Prima ancora del proliferare dell’epidemia, il Consorzio si è dotato di un protocollo di sicurezza rigoroso che ha scongiurato qualsiasi contagio. Insomma, non si può dare la colpa al virus. “Possiamo andare avanti, anzi, andiamo avanti, ma rimanendo fermi” dice un dipendente del cantiere a cui viene rilevata la temperatura. Sui social è nato anche un gruppo che si chiama “Salviamo la Metro C” e lo animano designer, architetti come Federico Scaroni il quale conferma che, per la prima volta, l’impossibile è stato possibile: “Ci sono perfino i soldi”. Con una delibera Cipe del 20 dicembre 2019, pubblicata in Gazzetta Ufficiale il 12 marzo 2020, sono stati aggiunti i dieci milioni necessari per proseguire con l’opera di scavo.

 

Qual è allora l’impedimento? Una legge stabilisce che l’atto amministrativo, quello che autorizza i lavori, deve essere firmato dal soggetto aggiudicatore che non è altro che il comune di Roma. Dal 12 marzo, il Consorzio lo ha richiesto con due istanze.
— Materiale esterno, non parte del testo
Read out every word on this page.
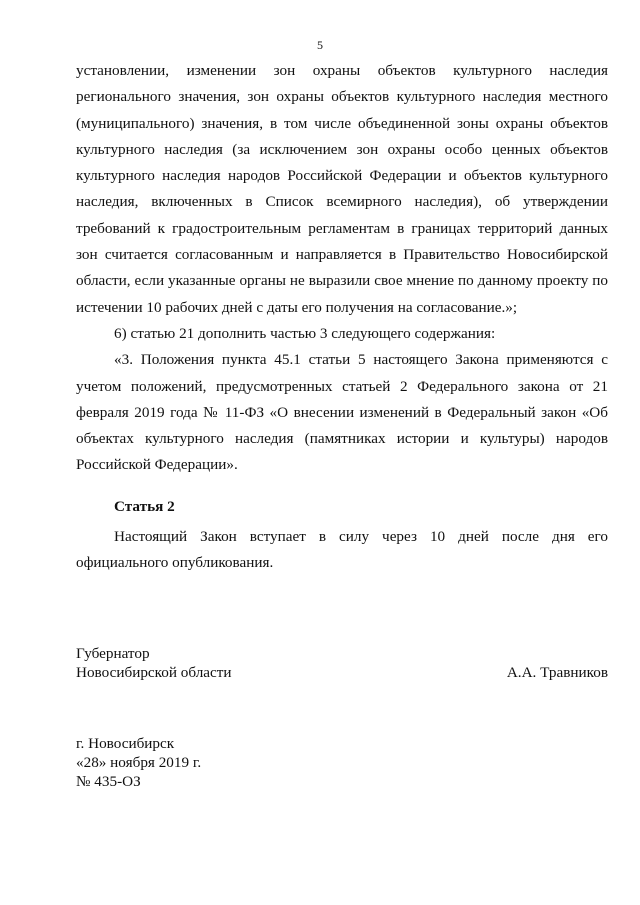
5

установлении, изменении зон охраны объектов культурного наследия регионального значения, зон охраны объектов культурного наследия местного (муниципального) значения, в том числе объединенной зоны охраны объектов культурного наследия (за исключением зон охраны особо ценных объектов культурного наследия народов Российской Федерации и объектов культурного наследия, включенных в Список всемирного наследия), об утверждении требований к градостроительным регламентам в границах территорий данных зон считается согласованным и направляется в Правительство Новосибирской области, если указанные органы не выразили свое мнение по данному проекту по истечении 10 рабочих дней с даты его получения на согласование.»;

6) статью 21 дополнить частью 3 следующего содержания:

«3. Положения пункта 45.1 статьи 5 настоящего Закона применяются с учетом положений, предусмотренных статьей 2 Федерального закона от 21 февраля 2019 года № 11-ФЗ «О внесении изменений в Федеральный закон «Об объектах культурного наследия (памятниках истории и культуры) народов Российской Федерации».

Статья 2

Настоящий Закон вступает в силу через 10 дней после дня его официального опубликования.

Губернатор
Новосибирской области	А.А. Травников
г. Новосибирск
«28» ноября 2019 г.
№ 435-ОЗ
La prima risale al 19 marzo e denuncia “l’ingiustificata inerzia dell’amministrazione nel compimento degli atti necessari”. Quello che la giunta non dice, ma che in Campidoglio tutti confidano, è che un’infrastruttura da tre miliardi si è fermata perché la delibera non è stata scritta correttamente. Il 25 marzo, il Consorzio si è rivolto ancora al comune di Roma segnalando “l’inaccettabilità di tale condotta”. Abbiamo provato anche noi a rivolgerci all’assessore ai Trasporti, Pietro Calabrese. Ha suggerito di guardare la sua pagina Facebook che “è piena di dichiarazioni”. E’ solamente il caso zero, nient’altro che un tampone che racconta l’altra pandemia e che non fa altro che esplicitare quanto ripete Ennio Doris: “La capacità di recupero dell’economia corrisponderà alla rapidità degli interventi”. Non è dalle sirene di Genova che si dovrà ripartire, ma da questo silenzio, dal modello Roma-Italia, che si deve cominciare.